Sixkiller-Sinquah wins title at 30th hoop-dancing championship
Scott Sixkiller-Sinquah, Gila River Pima/Hopi, of Phoenix, earned 230 points out of a possible 250 to win his first adult world title at the 30th Annual World Championship Hoop Dance Contest on Feb. 8 and 9 at the Heard Museum.
Sixkiller earned a spot in the finals after two preliminary rounds of competitions and took home the grand title and $4,000. Sixkiller faced 22 of the best hoop dancers in his division including past champions Dallas Arcand, Cree/Sioux/Metis, Tyrese Jensen, Diné/Pima-Maricopa, and Tony Duncan, San Carlos Apache/Arikara/Hidasta.
Sixkiller, 26, outshone the other contestants in precision, timing, rhythm, showmanship, creativeness and speed. Jensen, the 2017 champion, placed second in the Adult Division with 227 points and James Jones, Tall Cree First Nation, finished third with 223 points.
For the 30th consecutive year the Heard Museum hosted the World Championship Hoop Dance contest, a competition that grows every year. This year, more than 5,000 people came to support 97 hoop dancers representing more than three dozen tribes from the U.S. and Canada.
The Teen Division was won by Nedallas Hammil, Diné, from Phoenix, who faced 14 contestants.
The Senior Division title was taken by Moontee Sinquah, Hopi/Tewa/Choctaw, from Mesa, Ariz. Sinquah is the father of adult champion Scott Sixkiller-Sinquah.
A record number of youth competitors showed up – 33 in total. First place went to four-time Youth Division champion, Kailayne Jensen, Diné/Maricopa, from Mesa. Jensen is the daughter of 2019 Senior Champion Lane Jensen and the sister of second place adult winner, Tyrese Jensen.

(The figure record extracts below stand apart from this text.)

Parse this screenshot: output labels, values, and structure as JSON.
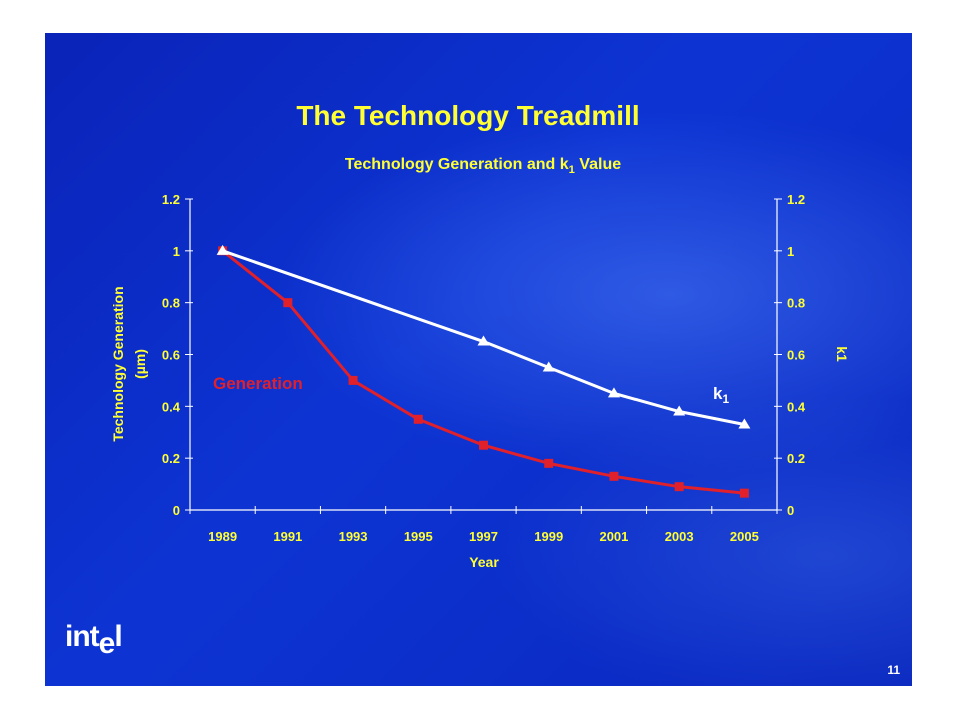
{
  "slide": {
    "logo": "intel",
    "logo_parts": [
      "int",
      "e",
      "l"
    ],
    "page_number": "11"
  },
  "chart_data": {
    "type": "line",
    "title": "The Technology Treadmill",
    "subtitle": "Technology Generation and k1 Value",
    "xlabel": "Year",
    "ylabel_left": "Technology Generation",
    "ylabel_left_unit": "(µm)",
    "ylabel_right": "k1",
    "categories": [
      "1989",
      "1991",
      "1993",
      "1995",
      "1997",
      "1999",
      "2001",
      "2003",
      "2005"
    ],
    "ylim": [
      0,
      1.2
    ],
    "yticks": [
      "0",
      "0.2",
      "0.4",
      "0.6",
      "0.8",
      "1",
      "1.2"
    ],
    "grid": false,
    "series": [
      {
        "name": "Generation",
        "axis": "left",
        "marker": "square",
        "color": "#e0202a",
        "x": [
          "1989",
          "1991",
          "1993",
          "1995",
          "1997",
          "1999",
          "2001",
          "2003",
          "2005"
        ],
        "values": [
          1.0,
          0.8,
          0.5,
          0.35,
          0.25,
          0.18,
          0.13,
          0.09,
          0.065
        ]
      },
      {
        "name": "k1",
        "axis": "right",
        "marker": "triangle",
        "color": "#ffffff",
        "x": [
          "1989",
          "1997",
          "1999",
          "2001",
          "2003",
          "2005"
        ],
        "values": [
          1.0,
          0.65,
          0.55,
          0.45,
          0.38,
          0.33
        ]
      }
    ]
  },
  "colors": {
    "text_yellow": "#ffff33",
    "axis_white": "#ffffff",
    "generation_red": "#e0202a",
    "k1_white": "#ffffff"
  }
}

Eighteen participants were in the Tiny Tots division (age 0 to 6 years), which included a shared cash prize of $500 sponsored by the Lightning Boy Foundation.
The World Championship was split into five divisions — tiny tots (5 and younger), youth (6 to 12), teen (13 to 17), adult (18 to 39) and senior (40 and up). Contestants were judged by a panel that gave out points based on speed, agility, timing and precision.
The contest was emceed for the 28th year by beloved powwow and hoop dance legend Dennis Bowen Sr., Seneca, with support from arena director Eric Manuelito Jr., Diné.
World Hoop Championship results
Adult Division (18-39) Champion:
Scott Sixkiller-Sinquah, Gila River Pima/Hopi, 233, from Phoenix. 2nd place: Tyrese Jensen, Diné/Pima Maricopa, 227, from Winslow, 3rd place: James Jones, Tall Cree First Nation, 223, from Vancouver, B.C. 4th place: Sampson Sixkiller-Sinquah, Gila River Pima/Hopi/Cherokee, from Phoenix. 5th place: Talon Duncan, San Carlos, Apache/Arikara/Hidastsa/Mandan), from Mesa. 6th place: Patrick Willie, Diné, from Orem, Utah.
Senior Division Champion:
Moontee Sinquah, Hopi/Tewa/Choctaw, 218, Second Mesa, Ariz. 2nd place: Lisa Odjig, Obijwe/Odawa/Pottawatomi 217, from Toronto. 3rd place: Terry Goedel, Yakama, 208, Rancho Cucamonga, Calif.
Teen Division Champion:
Nedallas Hammill, Diné, 205, from Phoenix. 2nd place: Josiah Enriquez, Pueblo of Pojaque, from Sante Fe. 3rd place: Joseph Romero, Pueblo of Pojaque/Nambé, from Sante Fe.
Youth Division Champion:
Kailayne Jensen, Diné, 202, from Dilkon, Ariz. 2nd place: Isaiah George, Santa Clara Pueblo, from Espanola, N.M. 3rd place: JaiP’o Harvier, Pueblo of Pojoaque, from Espanola, N.M.